The top quark is the heaviest known elementary particle. It was discovered in 1995 by the CDF and DZERO experiments at the Fermilab Tevatron collider after a long hunt that had started almost two decades earlier: it took long because the top weighs as much as a whole silver atom, and producing this much matter in single particle-particle collisions is difficult: it requires collision energies that started to be available only in 1985, and the rarity of the production processes dictate collision rates that were delivered only in the early nineties.

When the top quark decays, it transforms its very large mass into energy of the particles it produces. A top quark produced "at rest" in the laboratory will most of the time emit a bunch of particles in three very distinct directions: three "hadronic jets" that retain memory of the direction of the outgoing quarks emitted in the reaction chain t -> Wb -> qq'b, where q and q' are themselves the decay products of the W boson, and b is the quark directly descending from the top. On the other hand, a top quark produced with large momentum by a very energetic collision will result in those three jets getting closer together in angle, as taken together they also "remember" about the momentum of the top quark.

At the Tevatron, where top quarks were discovered, the energy of the proton-antiproton collisions yielding a pair of top quarks in the final state was just enough to be converted in the two heavy particles' mass: 173 GeV each, or 346 GeV in total; there was not much energy left to impart those two bodies with a large momentum. (The total energy of Tevatron collisions was 1.8 TeV -later upgraded to 1.96 TeV, but only a fraction of this is usually carried by the quark-antiquark pair which actually originates the top quark pair).

At the LHC the situation is a bit different, as the 8 TeV of proton-proton collision energy allows for more boosted top quarks to be produced; and soon those 8 TeV will become 13 (the LHC is due to restart producing collisions in a month). Hence since a few years ago physicists have started to think at how to detect those boosted tops, which may produce three jets that "merge" into a single fat stream of hadrons. A very nice set of experimental tools capable of discern the substructure of fat jets has been devised, and nowadays we routinely "tag" boosted top quarks using them.

Now, a paper just released by Andrew Larkovski, Fabio Maltoni and Michele Selvaggi paves the way to the tagging of "hyper-boosted" top quarks. Top quarks produced with momenta of several TeV are expected in the collisions produced by a future circular collider. And it is precisely those very energetic collisions that may offer the chance of discovering new physics: like the small coin that falls from your pocket and rolls out to the darkest and most secluded spot on the floor, new physics hides in the corner - in our case, the highest-energy collisions.

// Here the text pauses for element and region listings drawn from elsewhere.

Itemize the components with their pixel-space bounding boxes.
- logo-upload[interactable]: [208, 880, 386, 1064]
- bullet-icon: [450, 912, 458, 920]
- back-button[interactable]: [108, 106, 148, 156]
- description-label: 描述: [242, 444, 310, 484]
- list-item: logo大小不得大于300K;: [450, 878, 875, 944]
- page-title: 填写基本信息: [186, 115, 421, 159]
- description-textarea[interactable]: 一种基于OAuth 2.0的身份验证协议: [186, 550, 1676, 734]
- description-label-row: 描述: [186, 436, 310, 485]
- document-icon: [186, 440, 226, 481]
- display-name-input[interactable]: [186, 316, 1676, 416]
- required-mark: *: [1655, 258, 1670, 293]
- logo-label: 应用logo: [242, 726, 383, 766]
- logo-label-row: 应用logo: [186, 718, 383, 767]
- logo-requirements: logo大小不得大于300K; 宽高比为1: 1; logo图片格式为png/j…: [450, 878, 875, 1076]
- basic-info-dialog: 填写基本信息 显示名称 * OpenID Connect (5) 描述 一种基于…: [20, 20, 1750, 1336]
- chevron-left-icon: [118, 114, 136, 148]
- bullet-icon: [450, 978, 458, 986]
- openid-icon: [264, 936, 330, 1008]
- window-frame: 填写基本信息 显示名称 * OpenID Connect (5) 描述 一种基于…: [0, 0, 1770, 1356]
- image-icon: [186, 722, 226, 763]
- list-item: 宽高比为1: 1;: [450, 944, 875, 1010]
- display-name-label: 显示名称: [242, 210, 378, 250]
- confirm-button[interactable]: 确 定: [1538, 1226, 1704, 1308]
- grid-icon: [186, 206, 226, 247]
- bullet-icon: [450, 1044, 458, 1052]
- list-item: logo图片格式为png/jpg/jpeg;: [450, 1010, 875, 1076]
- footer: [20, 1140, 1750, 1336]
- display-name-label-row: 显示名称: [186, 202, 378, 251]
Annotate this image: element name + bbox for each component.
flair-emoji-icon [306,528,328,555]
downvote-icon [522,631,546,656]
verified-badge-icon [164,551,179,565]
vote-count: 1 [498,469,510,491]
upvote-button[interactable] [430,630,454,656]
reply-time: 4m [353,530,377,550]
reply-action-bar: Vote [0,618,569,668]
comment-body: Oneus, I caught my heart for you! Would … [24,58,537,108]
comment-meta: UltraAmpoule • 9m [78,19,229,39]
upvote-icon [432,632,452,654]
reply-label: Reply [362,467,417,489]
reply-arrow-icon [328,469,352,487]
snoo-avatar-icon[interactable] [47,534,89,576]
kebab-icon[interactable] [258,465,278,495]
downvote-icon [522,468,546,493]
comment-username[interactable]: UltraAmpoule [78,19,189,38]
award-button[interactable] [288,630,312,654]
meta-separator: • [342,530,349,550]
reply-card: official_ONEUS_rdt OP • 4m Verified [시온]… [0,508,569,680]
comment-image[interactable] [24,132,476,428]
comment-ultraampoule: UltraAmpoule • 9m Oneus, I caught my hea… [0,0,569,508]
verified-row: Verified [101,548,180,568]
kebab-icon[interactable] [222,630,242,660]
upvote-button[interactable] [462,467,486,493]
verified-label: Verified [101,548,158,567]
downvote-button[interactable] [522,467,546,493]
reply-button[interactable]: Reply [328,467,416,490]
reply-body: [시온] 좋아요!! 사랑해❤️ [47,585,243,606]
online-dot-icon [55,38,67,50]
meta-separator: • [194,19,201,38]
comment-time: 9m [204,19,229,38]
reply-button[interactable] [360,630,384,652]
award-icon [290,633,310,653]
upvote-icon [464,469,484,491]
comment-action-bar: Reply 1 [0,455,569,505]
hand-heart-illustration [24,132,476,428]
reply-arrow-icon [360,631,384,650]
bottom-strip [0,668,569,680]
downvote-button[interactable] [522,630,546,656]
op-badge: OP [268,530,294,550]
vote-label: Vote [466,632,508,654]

The signature of hyper-boosted top quarks creates problems from an experimental standpoint: they do not yield any longer a fat jet, as the three quarks emitted in the top quark decay merge together in much narrower, almost pencil-like streams, of the same scale of the detection elements in a typical calorimeter. As increasing further the granularity of a calorimeter instrumenting the detector of a future 100-TeV-scale circular collider is not a smart idea -the scale of the processes depositing energy in matter depends weakly on the incident energy, so the money spent in increased granularity does not yield good fruits- one must rather study how to detect those top quarks exploiting the properties of the phenomenon.

Maltoni and collaborators show that there are further issues when one deals with a 10-TeV top quark: the QCD radiation emitted by such a particle and its decay products increases with momentum, as the "dead cone" where it is suppressed shrinks. One can still devise jet finding algorithms where the jet radius scales inversely with the momentum, retaining some sensitivity to the hyper-boosted objects. A detailed study of observable quantities at calorimetric and tracking level allows to devise a hyper-boosted-top-tagging technique that has good efficiency while keeping a manageable fake rate, as shown in the two graphs below.


Above, on the left is shown the efficiency with which a hyper-boosted top can be tagged by different selection strategies; the curves are shown as a function of the top pT in TeV/c and refer to the working point which yields a 5% acceptance to non-top jets. On the right is instead shown the acceptance of the algorithms to non-top jets when the top-tagging efficiency is fixed at 50%. It took me a minute to understand the rationale of this choice (one usually shows efficiency and fake rate on the same graph, and I was confused at first), but once you get it the graphs are very informative. Note that using tracking information (red and blue curves) the results are better, as one can retain information on small-scale structures.

All in all, this is a very nice study which looks forward to a distant future, when we will be able to run two 50 TeV proton beams one against the other. As the studies for the detector(s) instrumenting such a machine must start now in order to be ready in 15-20 years, the timing of the paper is good.

The authors already can point out some of the desirable features of a detector, which should have a very high-resolution tracking capability to increase the discovery potential through hypher-boosted object tagging.

The techniques discussed of course do not apply just to top quarks: other massive bodies like higgs bosons, W and Z bosons can similarly be identified and discriminated from backgrounds, and the theoretical issues connected with the topology of QCD radiation in boosted coloured objects are certainly of general interest.